Die Feindbildpropaganda gegen Russland wird immer unerträglicher

km. Sicher, man kann die derzeitige Propaganda westlicher Medien und Politiker gegen Russland und seinen Präsidenten Wladimir Putin gut einordnen. Der Artikel von Hans Köchler in Zeit-Fragen Nr. 2 vom 24. Januar bietet dafür ein sehr gutes Analyseraster. Und es gibt auch noch immer die Gegenstimmen in den eigenen Ländern oder in der eigenen Sprache – fast möchte man sagen Nato-Samisdat* –, mögen es nun infosperber, die Nachdenkseiten oder der Anti-Spiegel sein, um nur ein paar wenige zu nennen.
  Nichtsdestoweniger wird es immer unerträglicher, was nun jeden Tag in die Köpfe und Seelen der Menschen eingehämmert werden soll. Man muss hier tatsächlich von einer Gleichschaltung grosser Teile unserer Medien-welt sprechen. Die Realität wird dabei auf den Kopf gestellt: Russland soll der aggressive, das Recht missachtende Kriegstreiber sein – und die Nato rechtschaffen, friedliebend und dialogbereit, Russland gegenüber aber leider zu harten Gegenmassnahmen gezwungen.
  Michael Lüders hat in seinem neuesten Buch, «Die scheinheilige Supermacht. Warum wir aus dem Schatten der USA heraustreten müssen», Literatur zum Thema gesichtet und die Manipulationstechniken unserer Medien mit vielen Beispielen veranschaulicht.

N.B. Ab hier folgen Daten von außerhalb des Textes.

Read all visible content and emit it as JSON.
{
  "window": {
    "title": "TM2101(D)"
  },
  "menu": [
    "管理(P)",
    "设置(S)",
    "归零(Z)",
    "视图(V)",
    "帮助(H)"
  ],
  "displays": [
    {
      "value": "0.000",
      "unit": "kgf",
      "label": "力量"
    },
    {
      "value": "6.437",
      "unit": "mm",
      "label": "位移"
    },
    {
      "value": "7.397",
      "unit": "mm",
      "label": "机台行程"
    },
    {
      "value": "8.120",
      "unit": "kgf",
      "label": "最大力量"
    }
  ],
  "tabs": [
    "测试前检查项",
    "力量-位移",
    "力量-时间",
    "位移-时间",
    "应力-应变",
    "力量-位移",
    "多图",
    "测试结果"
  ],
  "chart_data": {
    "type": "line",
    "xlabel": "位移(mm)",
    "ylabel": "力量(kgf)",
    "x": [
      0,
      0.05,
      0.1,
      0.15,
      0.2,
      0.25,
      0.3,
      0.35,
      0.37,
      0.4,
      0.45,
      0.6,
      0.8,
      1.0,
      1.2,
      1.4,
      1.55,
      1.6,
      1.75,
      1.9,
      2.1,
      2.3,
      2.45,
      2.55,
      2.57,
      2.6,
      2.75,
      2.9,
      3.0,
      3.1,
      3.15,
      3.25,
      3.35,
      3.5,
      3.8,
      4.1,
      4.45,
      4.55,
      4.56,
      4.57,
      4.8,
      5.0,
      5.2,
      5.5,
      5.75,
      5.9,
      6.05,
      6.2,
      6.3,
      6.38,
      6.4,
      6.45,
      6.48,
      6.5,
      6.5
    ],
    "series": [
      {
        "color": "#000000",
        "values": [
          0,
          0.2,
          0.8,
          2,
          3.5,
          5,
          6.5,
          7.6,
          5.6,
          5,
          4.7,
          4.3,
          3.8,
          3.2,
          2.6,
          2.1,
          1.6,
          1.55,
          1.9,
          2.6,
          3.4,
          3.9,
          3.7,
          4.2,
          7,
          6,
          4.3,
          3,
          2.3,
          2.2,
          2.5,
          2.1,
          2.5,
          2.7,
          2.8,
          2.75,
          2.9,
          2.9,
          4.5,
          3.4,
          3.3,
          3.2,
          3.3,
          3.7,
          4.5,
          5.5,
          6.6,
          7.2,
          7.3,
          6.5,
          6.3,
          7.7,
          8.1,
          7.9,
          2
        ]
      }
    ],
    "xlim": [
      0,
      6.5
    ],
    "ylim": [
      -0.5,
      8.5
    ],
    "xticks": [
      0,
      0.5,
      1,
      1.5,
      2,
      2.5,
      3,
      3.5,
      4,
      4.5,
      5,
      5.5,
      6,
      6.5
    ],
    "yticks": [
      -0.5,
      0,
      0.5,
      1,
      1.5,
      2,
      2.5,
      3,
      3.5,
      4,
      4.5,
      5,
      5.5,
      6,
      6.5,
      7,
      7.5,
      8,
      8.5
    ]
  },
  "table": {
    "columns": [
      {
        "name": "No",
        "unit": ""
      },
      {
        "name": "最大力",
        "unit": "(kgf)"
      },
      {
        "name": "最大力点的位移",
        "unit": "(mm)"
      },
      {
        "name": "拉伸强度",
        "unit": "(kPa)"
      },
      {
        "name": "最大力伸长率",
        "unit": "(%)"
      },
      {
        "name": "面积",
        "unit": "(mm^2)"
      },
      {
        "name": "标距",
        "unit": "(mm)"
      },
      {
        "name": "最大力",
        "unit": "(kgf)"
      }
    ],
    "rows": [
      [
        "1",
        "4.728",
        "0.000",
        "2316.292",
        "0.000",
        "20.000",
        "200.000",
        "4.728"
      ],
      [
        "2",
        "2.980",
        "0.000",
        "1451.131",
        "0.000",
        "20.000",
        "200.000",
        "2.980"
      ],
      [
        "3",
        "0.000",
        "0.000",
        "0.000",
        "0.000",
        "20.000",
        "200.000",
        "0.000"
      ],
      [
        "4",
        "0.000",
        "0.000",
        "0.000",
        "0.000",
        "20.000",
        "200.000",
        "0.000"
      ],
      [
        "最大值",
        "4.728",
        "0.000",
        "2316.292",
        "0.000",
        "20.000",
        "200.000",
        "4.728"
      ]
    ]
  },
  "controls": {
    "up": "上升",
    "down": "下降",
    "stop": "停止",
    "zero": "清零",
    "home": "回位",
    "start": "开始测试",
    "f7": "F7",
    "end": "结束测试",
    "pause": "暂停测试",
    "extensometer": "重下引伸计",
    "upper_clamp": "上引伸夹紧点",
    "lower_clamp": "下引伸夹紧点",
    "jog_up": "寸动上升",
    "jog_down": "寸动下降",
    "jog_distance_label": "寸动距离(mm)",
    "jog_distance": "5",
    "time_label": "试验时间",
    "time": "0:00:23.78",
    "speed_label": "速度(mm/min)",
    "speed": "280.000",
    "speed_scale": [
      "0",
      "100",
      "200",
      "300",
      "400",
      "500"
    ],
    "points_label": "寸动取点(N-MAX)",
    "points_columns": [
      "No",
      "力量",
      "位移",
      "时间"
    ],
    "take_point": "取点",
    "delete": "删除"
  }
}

  Die Gefahren dieser Gleichschaltung sind gross. Millionen von Menschen in unseren Ländern bekommen nur diese Botschaften mit. Menschen werden selbst dann in Mitleidenschaft gezogen, wenn sie nicht glauben wollen, was ständig auf sie niedergeht. Propaganda ist eine Form der Gewalt gegen Geist und Seele, und sie verletzt jeden.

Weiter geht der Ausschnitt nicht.